In Barcode City things are not going so well. Steph runs her team well and in a very supportive way. They are used to getting involved in projects of all kinds especially working with IT and they all do timesheets to report their time which go to Steph in a consolidated form. These tell her who is and who is not doing timesheets and how they are spending their time.
She holds regular team meetings with her direct reports and at one of these meetings outlines their role in the e-Trolley project and asks one of her team to get someone to do some calculations on the numbers of items that will need to be weighed each week and therefore the number of people the team will need both at start up and thereafter for normal maintenance. They talk about a gadget that reads the barcode, weighs the item and updates the database automatically.
At her meeting with Max and Mike they had outlined the one-off weighing terminals the new team would need and they agreed that this would go in the IT part of the report. She agreed to tell Max how many terminals she will need once she has a head count of the new team. Mike’s expertise in weighing becomes useful at last when he explains they will need different devices for different types of goods.
‘You really can’t expect one machine to weigh packets of crisps and a carton of a dozen bottles of wine, you’ll need a few different machines.’
Steph realises that she is going to have to spend some time with Human Resources to get their feel for the sort of people she will need in the new team and with the Facilities team as they will need somewhere to work with Mike’s range of weighing devices. She will take bets that HR need her to talk about the induction process for the new people and their training needs.
Steph makes notes to attend to these jobs.
But things conspire against the project. Firstly Steph has a problem with her PC causing a loss of data including her ‘to do’ list which included the jobs she decided ‘to do’ for Anna. When the problem is solved by IT the recovered files do not contain Anna’s jobs. They get forgotten. To make matters worse the person who got asked to do the calculations on the team size was taken ill and no one remembered that he was supposed to be doing that work. As the weeks passed by nothing gets done in Steph’s department that was likely to help move Anna’s project forward. No one even noticed that the work wasn’t being done and therefore no warnings reached Anna that there was going to be a problem.
Anna was pretty busy herself with the other parts of the project including the shiny new e-Trolleys for the pilot and this took all or most of her mind and time. She was in her comfort zone and getting on with some work she really enjoyed and that would make her look good when the time came. Just occasionally she noticed that line on her bar chart titled: prepare report on weighing data implications’ but she didn’t actually get round to checking in with Steph.
One of the reasons she fails to check with Steph is that she doesn’t know how to phrase the question. The work in Steph’s team is summarised into one, 3-month bar in Anna’s plan. There were no intermediate milestones to audit, no check points and no lower level activities. This meant that a progress check could only be in very general and vague terms. Anna thought that a vague question like ‘how is it going’ was too unprofessional by half and she didn’t feel like asking it. So she shies away from the problem, subconsciously hoping that the work is going ahead.

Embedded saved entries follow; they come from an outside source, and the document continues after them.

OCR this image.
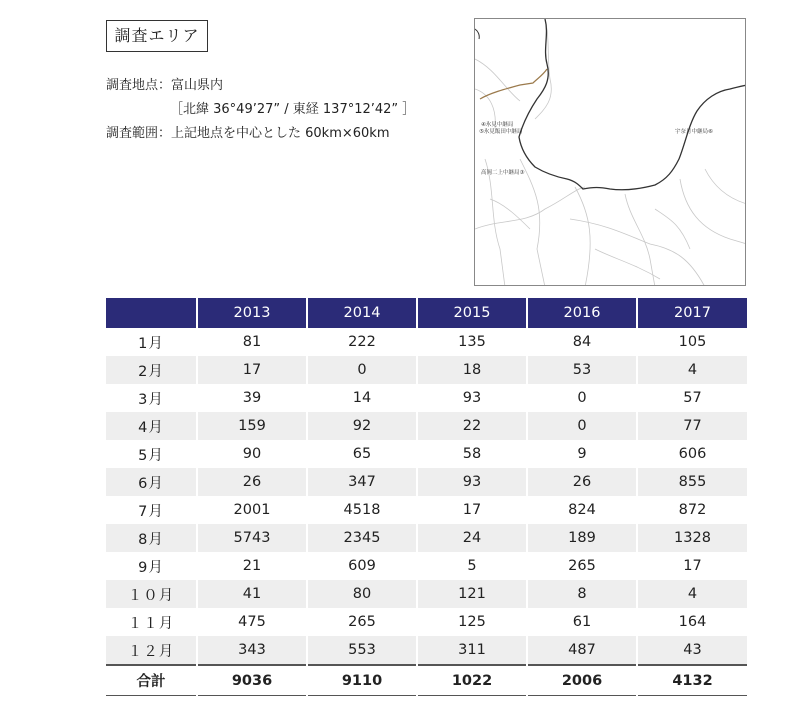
調査エリア
調査地点：富山県内
［北緯 36°49’27” / 東経 137°12’42” ］
調査範囲：上記地点を中心とした 60km×60km
④氷見中継局
⑤氷見飯田中継局	宇奈月中継局⑥
高岡二上中継局③
	2013	2014	2015	2016	2017
1月	81	222	135	84	105
2月	17	0	18	53	4
3月	39	14	93	0	57
4月	159	92	22	0	77
5月	90	65	58	9	606
6月	26	347	93	26	855
7月	2001	4518	17	824	872
8月	5743	2345	24	189	1328
9月	21	609	5	265	17
１０月	41	80	121	8	4
１１月	475	265	125	61	164
１２月	343	553	311	487	43
合計	9036	9110	1022	2006	4132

As the days and weeks pass by, and due to a little accident, some illness and an oversight this part of the project drifts further and further behind schedule. And no one even notices. Lateness is something we all have to live with as long as it comes to light early. Hidden lateness – the lateness that comes to light late is inexcusable and much harder to handle.
Early warning is OK, late warning of lateness is really bad.
Anna has made the classic mistake of not checking up on the things she doesn’t like working on. Later, she will hope that Jason doesn’t find out.